All of our DNA is normally organized into 46 chromosomes. Chromosomes are kind of like books. We get a set of 23 books or chromosomes from our mothers, and a set of 23 from our fathers. Each of these sets of books are labeled with names “1” through “22”, and the last book is our sex chromosome. Sex chromosomes are what tell our bodies to be a boy or a girl. A girl will have two “X” books (one from mom and one from dad), and a boy will have an “X” (from mom) and a “Y” (from dad). Individual chromosomes kind of look like a bow tie. One side of the bow tie is usually shorter and is call the “P” arm – which stands for “Petite”. The other half of the bow tie is usually longer and is called the “Q” arm. The knot in the middle is called the “centromere”. The centromere helps the chromosomes pair together with their partners when the cell wants to grow and make more cells.

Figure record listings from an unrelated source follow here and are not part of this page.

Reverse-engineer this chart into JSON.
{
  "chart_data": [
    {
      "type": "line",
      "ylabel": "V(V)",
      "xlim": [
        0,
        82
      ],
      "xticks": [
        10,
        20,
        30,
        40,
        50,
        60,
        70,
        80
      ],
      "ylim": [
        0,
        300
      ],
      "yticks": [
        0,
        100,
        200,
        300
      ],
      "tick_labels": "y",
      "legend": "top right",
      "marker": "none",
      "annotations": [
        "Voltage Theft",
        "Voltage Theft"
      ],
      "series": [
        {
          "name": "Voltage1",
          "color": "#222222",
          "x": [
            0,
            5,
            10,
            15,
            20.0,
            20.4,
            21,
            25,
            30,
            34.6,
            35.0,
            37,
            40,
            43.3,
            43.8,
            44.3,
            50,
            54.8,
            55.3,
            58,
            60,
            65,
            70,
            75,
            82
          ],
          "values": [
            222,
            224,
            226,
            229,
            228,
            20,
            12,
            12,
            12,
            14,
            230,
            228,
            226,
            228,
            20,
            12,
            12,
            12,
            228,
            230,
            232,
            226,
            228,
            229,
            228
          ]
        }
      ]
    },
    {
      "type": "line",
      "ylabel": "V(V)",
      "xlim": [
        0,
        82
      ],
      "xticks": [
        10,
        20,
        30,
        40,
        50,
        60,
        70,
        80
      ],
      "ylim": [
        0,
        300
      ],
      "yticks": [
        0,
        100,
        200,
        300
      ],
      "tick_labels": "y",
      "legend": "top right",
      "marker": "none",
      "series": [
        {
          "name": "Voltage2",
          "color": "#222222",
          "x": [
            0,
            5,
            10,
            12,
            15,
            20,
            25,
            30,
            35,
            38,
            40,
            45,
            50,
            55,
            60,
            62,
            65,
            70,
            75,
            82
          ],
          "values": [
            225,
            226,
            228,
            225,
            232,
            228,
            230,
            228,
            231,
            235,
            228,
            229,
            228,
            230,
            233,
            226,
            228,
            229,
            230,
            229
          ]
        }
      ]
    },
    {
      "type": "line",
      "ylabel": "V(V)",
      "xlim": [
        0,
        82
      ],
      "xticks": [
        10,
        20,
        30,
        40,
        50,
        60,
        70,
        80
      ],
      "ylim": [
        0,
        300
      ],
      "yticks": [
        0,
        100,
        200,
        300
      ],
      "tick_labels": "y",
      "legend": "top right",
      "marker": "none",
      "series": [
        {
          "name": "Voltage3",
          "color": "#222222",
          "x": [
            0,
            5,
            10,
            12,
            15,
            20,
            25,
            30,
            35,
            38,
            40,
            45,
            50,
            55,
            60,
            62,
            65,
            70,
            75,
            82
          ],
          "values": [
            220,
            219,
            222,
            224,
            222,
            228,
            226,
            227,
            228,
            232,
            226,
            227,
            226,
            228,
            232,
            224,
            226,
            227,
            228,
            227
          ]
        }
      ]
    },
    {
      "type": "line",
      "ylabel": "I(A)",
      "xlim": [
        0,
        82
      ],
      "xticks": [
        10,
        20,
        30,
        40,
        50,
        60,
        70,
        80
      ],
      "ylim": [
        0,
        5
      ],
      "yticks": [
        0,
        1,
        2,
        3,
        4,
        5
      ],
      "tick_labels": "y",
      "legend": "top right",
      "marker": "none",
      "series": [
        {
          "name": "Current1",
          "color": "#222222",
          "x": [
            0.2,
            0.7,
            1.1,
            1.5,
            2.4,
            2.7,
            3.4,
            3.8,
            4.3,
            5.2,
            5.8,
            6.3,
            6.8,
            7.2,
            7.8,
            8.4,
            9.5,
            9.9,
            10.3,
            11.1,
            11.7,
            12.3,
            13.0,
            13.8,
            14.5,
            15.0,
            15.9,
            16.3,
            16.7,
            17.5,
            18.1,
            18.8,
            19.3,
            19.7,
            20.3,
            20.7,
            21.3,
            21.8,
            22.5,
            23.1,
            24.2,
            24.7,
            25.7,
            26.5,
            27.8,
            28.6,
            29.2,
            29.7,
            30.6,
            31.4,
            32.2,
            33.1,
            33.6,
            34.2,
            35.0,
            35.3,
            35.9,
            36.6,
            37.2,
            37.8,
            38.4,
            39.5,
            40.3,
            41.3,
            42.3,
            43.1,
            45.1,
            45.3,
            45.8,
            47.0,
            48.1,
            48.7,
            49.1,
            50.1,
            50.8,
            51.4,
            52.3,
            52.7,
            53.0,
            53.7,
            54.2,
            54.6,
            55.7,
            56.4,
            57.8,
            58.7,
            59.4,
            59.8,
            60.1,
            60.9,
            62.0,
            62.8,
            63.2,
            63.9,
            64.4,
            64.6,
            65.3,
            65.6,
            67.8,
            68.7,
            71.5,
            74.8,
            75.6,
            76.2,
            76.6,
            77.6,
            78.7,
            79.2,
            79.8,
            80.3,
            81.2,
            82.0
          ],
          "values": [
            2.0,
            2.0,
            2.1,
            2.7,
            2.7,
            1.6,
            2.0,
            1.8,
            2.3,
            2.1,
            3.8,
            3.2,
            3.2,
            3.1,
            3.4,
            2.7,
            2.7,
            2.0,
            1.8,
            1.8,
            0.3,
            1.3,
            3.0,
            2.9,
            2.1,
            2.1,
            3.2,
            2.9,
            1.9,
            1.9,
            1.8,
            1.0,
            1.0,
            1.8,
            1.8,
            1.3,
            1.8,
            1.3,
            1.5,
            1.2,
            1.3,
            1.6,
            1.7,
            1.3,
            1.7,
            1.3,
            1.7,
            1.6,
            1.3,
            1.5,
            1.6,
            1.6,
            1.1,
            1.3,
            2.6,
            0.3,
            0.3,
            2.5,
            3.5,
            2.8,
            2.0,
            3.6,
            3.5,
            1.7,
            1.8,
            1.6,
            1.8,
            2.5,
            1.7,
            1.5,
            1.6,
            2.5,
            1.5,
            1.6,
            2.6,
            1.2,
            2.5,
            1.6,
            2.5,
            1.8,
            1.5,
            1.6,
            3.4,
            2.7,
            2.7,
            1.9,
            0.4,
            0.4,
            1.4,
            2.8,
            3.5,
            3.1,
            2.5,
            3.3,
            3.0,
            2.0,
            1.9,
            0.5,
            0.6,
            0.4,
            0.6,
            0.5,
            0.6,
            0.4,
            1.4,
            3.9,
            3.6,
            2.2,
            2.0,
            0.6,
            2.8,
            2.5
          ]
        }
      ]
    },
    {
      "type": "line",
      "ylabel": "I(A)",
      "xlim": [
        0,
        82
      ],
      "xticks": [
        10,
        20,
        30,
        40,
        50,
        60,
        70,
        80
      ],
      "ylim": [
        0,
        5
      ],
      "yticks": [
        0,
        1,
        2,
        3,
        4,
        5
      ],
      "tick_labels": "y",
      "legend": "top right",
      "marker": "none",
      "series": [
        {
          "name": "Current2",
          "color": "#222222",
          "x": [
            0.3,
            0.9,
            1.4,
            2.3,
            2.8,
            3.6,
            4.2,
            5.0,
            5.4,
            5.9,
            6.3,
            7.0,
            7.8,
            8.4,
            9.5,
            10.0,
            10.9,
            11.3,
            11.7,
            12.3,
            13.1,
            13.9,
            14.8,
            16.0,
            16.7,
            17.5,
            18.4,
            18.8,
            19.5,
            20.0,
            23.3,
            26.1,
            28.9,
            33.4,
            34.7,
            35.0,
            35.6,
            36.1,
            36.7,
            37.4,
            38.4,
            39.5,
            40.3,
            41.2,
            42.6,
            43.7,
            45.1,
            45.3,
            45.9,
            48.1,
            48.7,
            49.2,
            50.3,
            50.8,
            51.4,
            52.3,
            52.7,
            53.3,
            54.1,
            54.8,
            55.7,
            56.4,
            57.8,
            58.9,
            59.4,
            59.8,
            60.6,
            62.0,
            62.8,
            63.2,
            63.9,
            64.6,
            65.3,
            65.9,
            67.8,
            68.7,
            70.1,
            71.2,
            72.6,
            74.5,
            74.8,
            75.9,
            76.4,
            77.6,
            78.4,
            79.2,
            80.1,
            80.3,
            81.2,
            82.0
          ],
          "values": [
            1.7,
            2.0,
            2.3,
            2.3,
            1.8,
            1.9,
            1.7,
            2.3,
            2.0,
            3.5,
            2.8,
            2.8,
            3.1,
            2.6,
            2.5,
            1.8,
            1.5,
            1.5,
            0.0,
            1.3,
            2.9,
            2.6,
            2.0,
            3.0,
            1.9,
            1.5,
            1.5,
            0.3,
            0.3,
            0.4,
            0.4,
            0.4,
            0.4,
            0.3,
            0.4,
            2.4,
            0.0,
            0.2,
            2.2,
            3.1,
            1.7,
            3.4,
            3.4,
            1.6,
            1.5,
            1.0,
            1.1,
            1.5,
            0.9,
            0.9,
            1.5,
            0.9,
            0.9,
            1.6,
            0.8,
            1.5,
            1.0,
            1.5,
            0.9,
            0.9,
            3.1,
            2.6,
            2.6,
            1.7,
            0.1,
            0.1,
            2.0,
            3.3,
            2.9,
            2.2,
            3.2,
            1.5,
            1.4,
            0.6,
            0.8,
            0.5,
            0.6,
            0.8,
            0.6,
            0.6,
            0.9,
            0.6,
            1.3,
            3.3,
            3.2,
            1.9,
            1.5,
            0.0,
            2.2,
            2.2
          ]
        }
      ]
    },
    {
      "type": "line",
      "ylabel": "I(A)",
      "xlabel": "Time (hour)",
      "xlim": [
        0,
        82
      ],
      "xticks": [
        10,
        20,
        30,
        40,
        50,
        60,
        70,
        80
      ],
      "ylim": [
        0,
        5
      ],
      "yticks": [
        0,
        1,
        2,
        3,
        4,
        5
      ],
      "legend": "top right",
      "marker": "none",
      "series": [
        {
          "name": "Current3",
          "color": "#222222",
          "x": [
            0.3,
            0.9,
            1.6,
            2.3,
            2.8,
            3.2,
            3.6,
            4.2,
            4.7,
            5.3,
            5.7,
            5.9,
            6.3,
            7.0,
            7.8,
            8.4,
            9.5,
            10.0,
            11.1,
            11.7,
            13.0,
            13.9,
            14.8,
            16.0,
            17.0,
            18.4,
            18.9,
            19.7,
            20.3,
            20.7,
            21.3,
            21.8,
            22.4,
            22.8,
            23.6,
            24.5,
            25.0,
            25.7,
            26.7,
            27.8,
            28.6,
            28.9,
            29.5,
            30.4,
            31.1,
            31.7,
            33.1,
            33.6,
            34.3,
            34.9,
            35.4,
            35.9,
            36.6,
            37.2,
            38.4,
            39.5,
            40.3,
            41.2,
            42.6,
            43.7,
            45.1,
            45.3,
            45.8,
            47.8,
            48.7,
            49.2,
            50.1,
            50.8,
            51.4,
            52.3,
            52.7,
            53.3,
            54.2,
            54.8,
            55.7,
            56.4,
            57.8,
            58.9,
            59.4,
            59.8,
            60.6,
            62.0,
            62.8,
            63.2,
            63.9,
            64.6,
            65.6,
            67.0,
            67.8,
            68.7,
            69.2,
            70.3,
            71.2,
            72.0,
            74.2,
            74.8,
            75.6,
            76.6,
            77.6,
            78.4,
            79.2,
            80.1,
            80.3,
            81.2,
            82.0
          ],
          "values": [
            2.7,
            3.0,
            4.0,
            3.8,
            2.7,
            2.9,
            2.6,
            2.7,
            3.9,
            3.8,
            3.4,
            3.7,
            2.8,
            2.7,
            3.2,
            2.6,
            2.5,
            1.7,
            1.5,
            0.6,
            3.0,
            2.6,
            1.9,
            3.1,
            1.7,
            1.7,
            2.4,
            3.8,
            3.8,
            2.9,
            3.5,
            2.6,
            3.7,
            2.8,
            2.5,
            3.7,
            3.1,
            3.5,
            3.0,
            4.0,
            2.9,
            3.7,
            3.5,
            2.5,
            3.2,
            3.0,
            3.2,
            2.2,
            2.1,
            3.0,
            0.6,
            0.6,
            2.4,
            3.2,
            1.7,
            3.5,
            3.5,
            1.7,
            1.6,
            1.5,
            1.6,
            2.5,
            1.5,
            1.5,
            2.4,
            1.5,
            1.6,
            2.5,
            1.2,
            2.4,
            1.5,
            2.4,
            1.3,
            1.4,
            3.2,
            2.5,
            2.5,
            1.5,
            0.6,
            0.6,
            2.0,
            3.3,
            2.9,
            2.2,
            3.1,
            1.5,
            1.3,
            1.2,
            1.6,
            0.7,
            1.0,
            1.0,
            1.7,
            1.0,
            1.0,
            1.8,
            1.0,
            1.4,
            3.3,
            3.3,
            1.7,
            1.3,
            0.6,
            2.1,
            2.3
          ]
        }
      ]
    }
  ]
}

http://staff.jccc.net/pdecell/celldivision/chromoterm.html

http://www.treachercollins.co.uk/gene/chrom.htm

What are Genes?

All chromosomes or books have chapters in them, and these are what we call genes. Genes give instructions on how to make the proteins in our body. Without these genes, we are unable to make the proteins properly. What is really cool, is that everyone has about 20,000 to 25,000 genes in their DNA! Although every cell has all our DNA, genes are able to be turned on and off. This is what helps give us all types of different cells, like blood cells, skin cells, brain cells, and hair cells etc. Sometimes genes could be missing or we could have more than two copies of genes. This loss, or extra DNA can lead to changes in the way our bodies develop and grow.

http://www.biologycorner.com/bio1/celldivision-chromosomes.html

What does 2q23.1 deletion/duplication mean?

The number letter combination tells us a description of where the change in our DNA has taken place. A deletion means that there is DNA missing. A duplication means that there are extra copies of DNA. 2q23.1 can be broken down. The first 2, means that the change occurred in chromosome number “2”. The letter “q” means that the change happened on the long arm of the chromosome. The next group of numbers, tells us that the change happened in the 23.1 section of the “q” arm. If you have a specific result that gives a range, for example, 2q23.1-2q23.3, that means that there has either been a loss of that entire area, or that the stretch of DNA has more than two copies. The MBD5 gene is found in the 2q23.1 region of the chromosome.

What does the MBD5 gene mean?

 MBD5 is an abbreviation for methyl binding domain 5. MBD5 is a name given to the gene that is either missing or duplicated in children with 2q23.1 deletion/duplication disorders. This is the ONLY gene that is seen in EVERY child that has the disorder. It is said to be the “CAUSAL” gene or the one that causes someone to have the disorder.